The Hungarian government has launched a series of severe accusations against Ukraine, claiming the war-torn nation is preparing physical violence against Prime Minister Orbán and his family while allegedly planning attacks on critical energy infrastructure. Ministers assert that Ukraine ‘will stop at nothing’ to prevent Orbán’s Fidesz party from securing victory in the upcoming April 12 election.
Ukraine has responded with equally serious charges, accusing the Hungarian government of orchestrating a deliberate hate campaign to frighten Hungarian voters into supporting Fidesz. This diplomatic crisis has created a perfect environment for Russian interference, with The Financial Times reporting that the Kremlin-linked Social Design Agency is preparing a mass disinformation campaign in Hungary to bolster Orbán and discredit the opposition Tisza Party led by Péter Magyar.
At the heart of this geopolitical standoff lies the disrupted Druzhba (Friendship) pipeline, a critical energy artery for Hungarian and Slovak refineries. Oil deliveries ceased on January 27 following a Russian drone strike that damaged the Brody oil hub in western Ukraine. Prime Minister Orbán has presented satellite images claiming the pipeline remains intact, accusing Ukraine of deliberately delaying repairs to create fuel shortages that would harm his re-election prospects.

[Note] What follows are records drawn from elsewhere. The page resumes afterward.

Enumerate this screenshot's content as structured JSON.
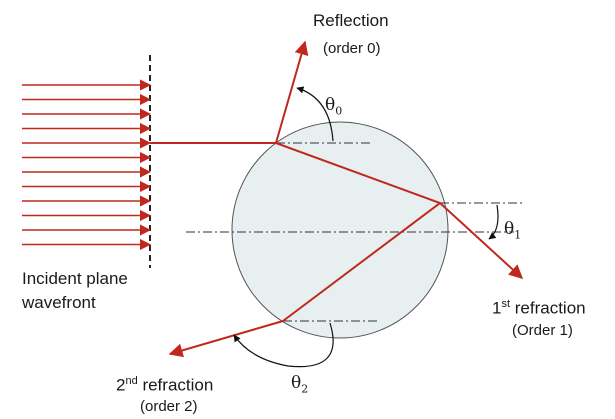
{
  "labels": {
    "reflection": "Reflection",
    "reflection_order": "(order 0)",
    "incident_line1": "Incident plane",
    "incident_line2": "wavefront",
    "first_refraction_num": "1",
    "first_refraction_sup": "st",
    "first_refraction_text": " refraction",
    "first_refraction_order": "(Order 1)",
    "second_refraction_num": "2",
    "second_refraction_sup": "nd",
    "second_refraction_text": " refraction",
    "second_refraction_order": "(order 2)",
    "theta0_symbol": "θ",
    "theta0_sub": "0",
    "theta1_symbol": "θ",
    "theta1_sub": "1",
    "theta2_symbol": "θ",
    "theta2_sub": "2"
  },
  "colors": {
    "ray": "#c0281e",
    "droplet_fill": "#e8eff0",
    "droplet_stroke": "#555555",
    "dashdot": "#333333",
    "wavefront": "#222222",
    "arc": "#111111"
  },
  "incident_ray_count": 12
}
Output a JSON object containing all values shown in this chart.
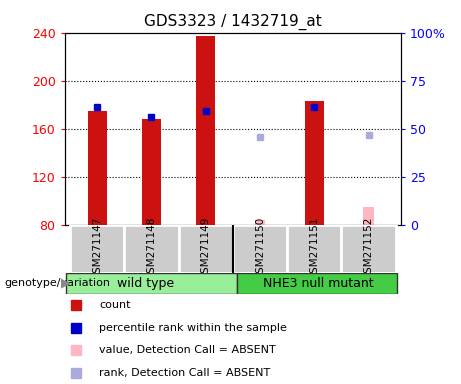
{
  "title": "GDS3323 / 1432719_at",
  "samples": [
    "GSM271147",
    "GSM271148",
    "GSM271149",
    "GSM271150",
    "GSM271151",
    "GSM271152"
  ],
  "count_values": [
    175,
    168,
    237,
    null,
    183,
    null
  ],
  "percentile_values": [
    178,
    170,
    175,
    null,
    178,
    null
  ],
  "absent_value_values": [
    null,
    null,
    null,
    84,
    null,
    95
  ],
  "absent_rank_values": [
    null,
    null,
    null,
    153,
    null,
    155
  ],
  "ylim_left": [
    80,
    240
  ],
  "ylim_right": [
    0,
    100
  ],
  "yticks_left": [
    80,
    120,
    160,
    200,
    240
  ],
  "yticks_right": [
    0,
    25,
    50,
    75,
    100
  ],
  "ytick_right_labels": [
    "0",
    "25",
    "50",
    "75",
    "100%"
  ],
  "bar_width": 0.35,
  "count_color": "#CC1111",
  "percentile_color": "#0000CC",
  "absent_value_color": "#FFB6C1",
  "absent_rank_color": "#AAAADD",
  "plot_bg": "#FFFFFF",
  "label_area_color": "#CCCCCC",
  "wt_color": "#99EE99",
  "nhe_color": "#44CC44",
  "genotype_label": "genotype/variation",
  "wt_label": "wild type",
  "nhe_label": "NHE3 null mutant",
  "legend_items": [
    {
      "color": "#CC1111",
      "label": "count"
    },
    {
      "color": "#0000CC",
      "label": "percentile rank within the sample"
    },
    {
      "color": "#FFB6C1",
      "label": "value, Detection Call = ABSENT"
    },
    {
      "color": "#AAAADD",
      "label": "rank, Detection Call = ABSENT"
    }
  ]
}
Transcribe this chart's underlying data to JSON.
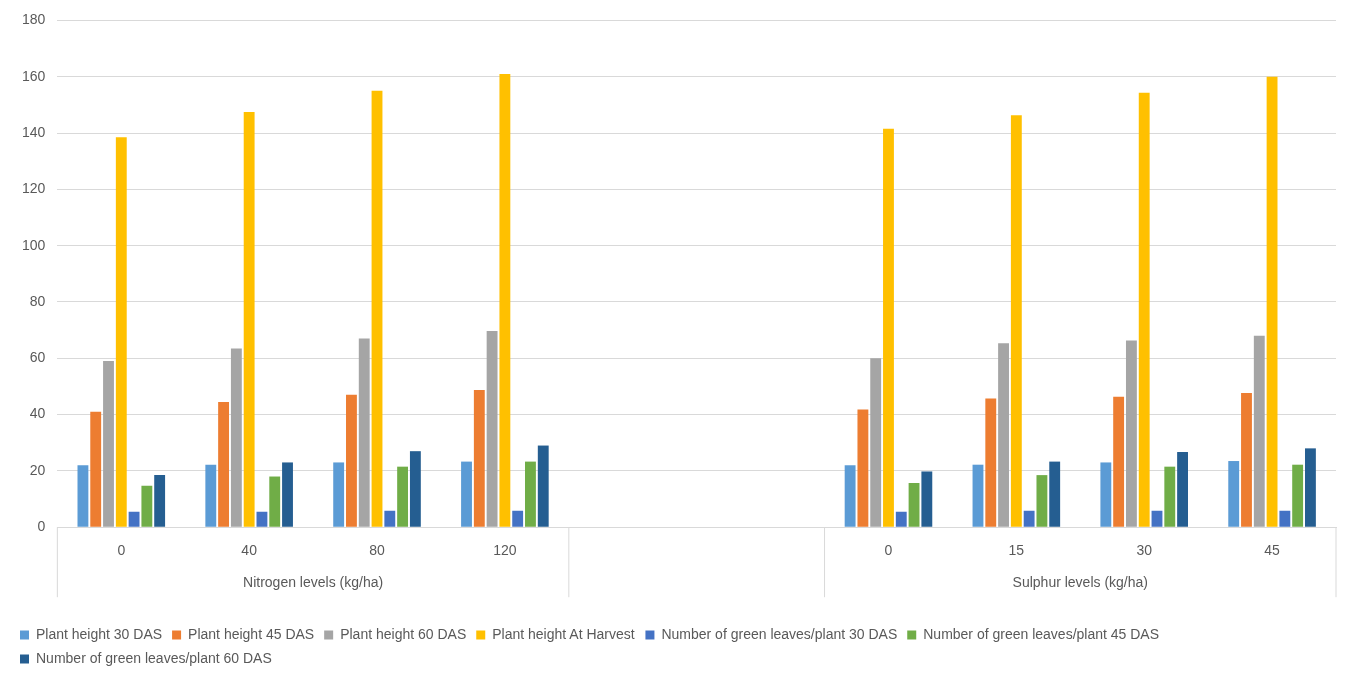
{
  "chart_data": {
    "type": "bar",
    "categories": [
      "0",
      "40",
      "80",
      "120",
      null,
      null,
      "0",
      "15",
      "30",
      "45"
    ],
    "series": [
      {
        "name": "Plant height 30 DAS",
        "color": "#5b9bd5",
        "values": [
          22,
          22.2,
          23,
          23.3,
          null,
          null,
          22,
          22.2,
          23,
          23.5
        ]
      },
      {
        "name": "Plant height 45 DAS",
        "color": "#ed7d31",
        "values": [
          41,
          44.5,
          47,
          48.7,
          null,
          null,
          41.8,
          45.7,
          46.3,
          47.7
        ]
      },
      {
        "name": "Plant height 60 DAS",
        "color": "#a5a5a5",
        "values": [
          59,
          63.5,
          67,
          69.7,
          null,
          null,
          60,
          65.3,
          66.3,
          68
        ]
      },
      {
        "name": "Plant height At Harvest",
        "color": "#ffc000",
        "values": [
          138.5,
          147.5,
          155,
          161,
          null,
          null,
          141.5,
          146.3,
          154.3,
          160
        ]
      },
      {
        "name": "Number of green leaves/plant 30 DAS",
        "color": "#4472c4",
        "values": [
          5.5,
          5.5,
          5.8,
          5.8,
          null,
          null,
          5.5,
          5.8,
          5.8,
          5.8
        ]
      },
      {
        "name": "Number of green leaves/plant 45 DAS",
        "color": "#70ad47",
        "values": [
          14.7,
          18,
          21.5,
          23.3,
          null,
          null,
          15.7,
          18.5,
          21.5,
          22.2
        ]
      },
      {
        "name": "Number of green leaves/plant 60 DAS",
        "color": "#255e91",
        "values": [
          18.5,
          23,
          27,
          29,
          null,
          null,
          19.8,
          23.3,
          26.7,
          28
        ]
      }
    ],
    "ylim": [
      0,
      180
    ],
    "yticks": [
      0,
      20,
      40,
      60,
      80,
      100,
      120,
      140,
      160,
      180
    ],
    "grid": "y",
    "legend": "bottom",
    "annotations": [
      "Nitrogen levels (kg/ha)",
      "Sulphur levels (kg/ha)"
    ]
  }
}
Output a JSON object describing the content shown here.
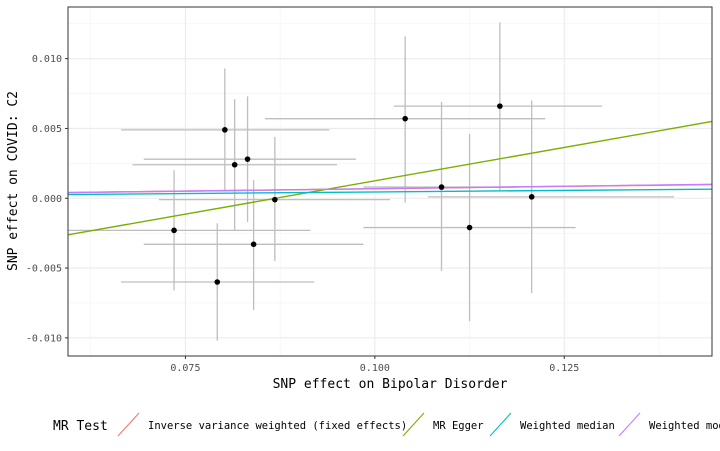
{
  "chart_data": {
    "type": "scatter",
    "xlabel": "SNP effect on Bipolar Disorder",
    "ylabel": "SNP effect on COVID: C2",
    "xlim": [
      0.0595,
      0.1445
    ],
    "ylim": [
      -0.0113,
      0.0137
    ],
    "x_ticks": [
      0.075,
      0.1,
      0.125
    ],
    "x_tick_labels": [
      "0.075",
      "0.100",
      "0.125"
    ],
    "y_ticks": [
      -0.01,
      -0.005,
      0.0,
      0.005,
      0.01
    ],
    "y_tick_labels": [
      "-0.010",
      "-0.005",
      "0.000",
      "0.005",
      "0.010"
    ],
    "grid": true,
    "legend_position": "bottom",
    "legend_title": "MR Test",
    "points": [
      {
        "x": 0.0735,
        "y": -0.0023,
        "xmin": 0.0555,
        "xmax": 0.0915,
        "ymin": -0.0066,
        "ymax": 0.002
      },
      {
        "x": 0.0792,
        "y": -0.006,
        "xmin": 0.0665,
        "xmax": 0.092,
        "ymin": -0.0102,
        "ymax": -0.0018
      },
      {
        "x": 0.0802,
        "y": 0.0049,
        "xmin": 0.0665,
        "xmax": 0.094,
        "ymin": 0.0005,
        "ymax": 0.0093
      },
      {
        "x": 0.0815,
        "y": 0.0024,
        "xmin": 0.068,
        "xmax": 0.095,
        "ymin": -0.0023,
        "ymax": 0.0071
      },
      {
        "x": 0.0832,
        "y": 0.0028,
        "xmin": 0.0695,
        "xmax": 0.0975,
        "ymin": -0.0017,
        "ymax": 0.0073
      },
      {
        "x": 0.084,
        "y": -0.0033,
        "xmin": 0.0695,
        "xmax": 0.0985,
        "ymin": -0.008,
        "ymax": 0.0013
      },
      {
        "x": 0.0868,
        "y": -0.0001,
        "xmin": 0.0715,
        "xmax": 0.102,
        "ymin": -0.0045,
        "ymax": 0.0044
      },
      {
        "x": 0.104,
        "y": 0.0057,
        "xmin": 0.0855,
        "xmax": 0.1225,
        "ymin": -0.0003,
        "ymax": 0.0116
      },
      {
        "x": 0.1088,
        "y": 0.0008,
        "xmin": 0.0985,
        "xmax": 0.119,
        "ymin": -0.0052,
        "ymax": 0.0069
      },
      {
        "x": 0.1125,
        "y": -0.0021,
        "xmin": 0.0985,
        "xmax": 0.1265,
        "ymin": -0.0088,
        "ymax": 0.0046
      },
      {
        "x": 0.1165,
        "y": 0.0066,
        "xmin": 0.1025,
        "xmax": 0.13,
        "ymin": 0.0005,
        "ymax": 0.0126
      },
      {
        "x": 0.1207,
        "y": 0.0001,
        "xmin": 0.107,
        "xmax": 0.1395,
        "ymin": -0.0068,
        "ymax": 0.007
      }
    ],
    "lines": [
      {
        "name": "Inverse variance weighted (fixed effects)",
        "color": "#F8766D",
        "slope": 0.0068,
        "intercept": 0.0
      },
      {
        "name": "MR Egger",
        "color": "#7CAE00",
        "slope": 0.0955,
        "intercept": -0.0083
      },
      {
        "name": "Weighted median",
        "color": "#00BFC4",
        "slope": 0.0045,
        "intercept": 0.0
      },
      {
        "name": "Weighted mode",
        "color": "#C77CFF",
        "slope": 0.0069,
        "intercept": 0.0
      }
    ]
  }
}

However, security analyst András Rácz of the German Council on Foreign Relations challenges this narrative, revealing that the January attack damaged an oil tank containing 75 million liters of crude oil. To prevent environmental disaster, this oil was pumped into the pipeline for storage—creating technical complications that Ukraine says may require six weeks to repair.
The election campaign has manifested through disturbing propaganda techniques, including AI-generated Fidesz videos depicting execution squads and suggesting similar fates await Hungarians who vote for the opposition. Giant billboards across Hungary show Ukrainian President Volodymyr Zelenskyy alongside Péter Magyar, falsely accusing Tisza of planning to involve Hungary directly in the Ukraine war.

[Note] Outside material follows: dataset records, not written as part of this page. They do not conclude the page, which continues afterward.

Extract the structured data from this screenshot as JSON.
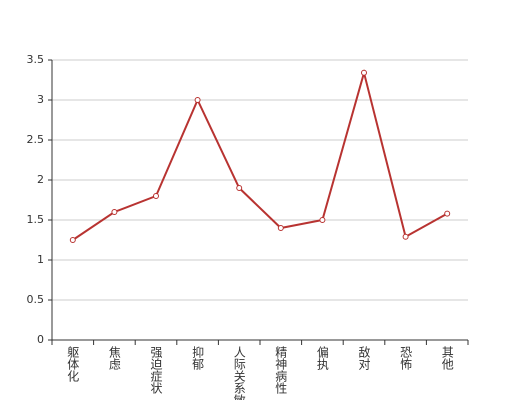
{
  "chart_data": {
    "type": "line",
    "categories": [
      "躯体化",
      "焦虑",
      "强迫症状",
      "抑郁",
      "人际关系敏感",
      "精神病性",
      "偏执",
      "敌对",
      "恐怖",
      "其他"
    ],
    "values": [
      1.25,
      1.6,
      1.8,
      3.0,
      1.9,
      1.4,
      1.5,
      3.34,
      1.29,
      1.58
    ],
    "color": "#b83331",
    "ylim": [
      0,
      3.5
    ],
    "yticks": [
      0,
      0.5,
      1,
      1.5,
      2,
      2.5,
      3,
      3.5
    ],
    "grid": true
  }
}
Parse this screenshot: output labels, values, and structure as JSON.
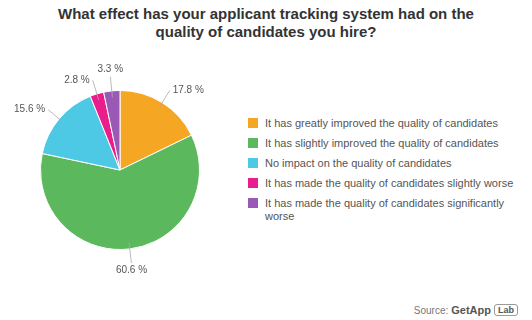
{
  "chart_data": {
    "type": "pie",
    "title": "What effect has your applicant tracking system had on the quality of candidates you hire?",
    "categories": [
      "It has greatly improved the quality of candidates",
      "It has slightly improved the quality of candidates",
      "No impact on the quality of candidates",
      "It has made the quality of candidates slightly worse",
      "It has made the quality of candidates significantly worse"
    ],
    "values": [
      17.8,
      60.6,
      15.6,
      2.8,
      3.3
    ],
    "value_labels": [
      "17.8 %",
      "60.6 %",
      "15.6 %",
      "2.8 %",
      "3.3 %"
    ],
    "colors": [
      "#f5a623",
      "#5cb85c",
      "#4dc9e6",
      "#e91e8c",
      "#9b59b6"
    ],
    "data_labels": true,
    "legend": "right",
    "annotations": [
      "Source:",
      "GetApp",
      "Lab"
    ]
  }
}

In a highly unusual peacetime measure, the Hungarian army has been deployed to patrol key energy installations—presented as reassurance to the public by Fidesz but characterized as intimidation by opposition voices. The situation escalated further when Zelenskyy remarked that those blocking EU aid might find themselves visited by Ukrainian armed forces ‘speaking in their own language’—a comment Orbán interpreted as a direct threat.
The confrontation reached new heights when Hungarian anti-terror troops seized two vehicles belonging to Ukraine’s state savings bank crossing into Hungary, while a supposed Hungarian ‘fact-finding mission’ to inspect the pipeline was dismissed by Ukraine as mere tourists without official status.
With Fidesz trailing Tisza 39% to 50% in recent polls, analysts are divided whether Orbán’s anti-Ukraine rhetoric represents panic in the face of probable defeat or a calculated strategy to mobilize his base by creating a sense of national emergency.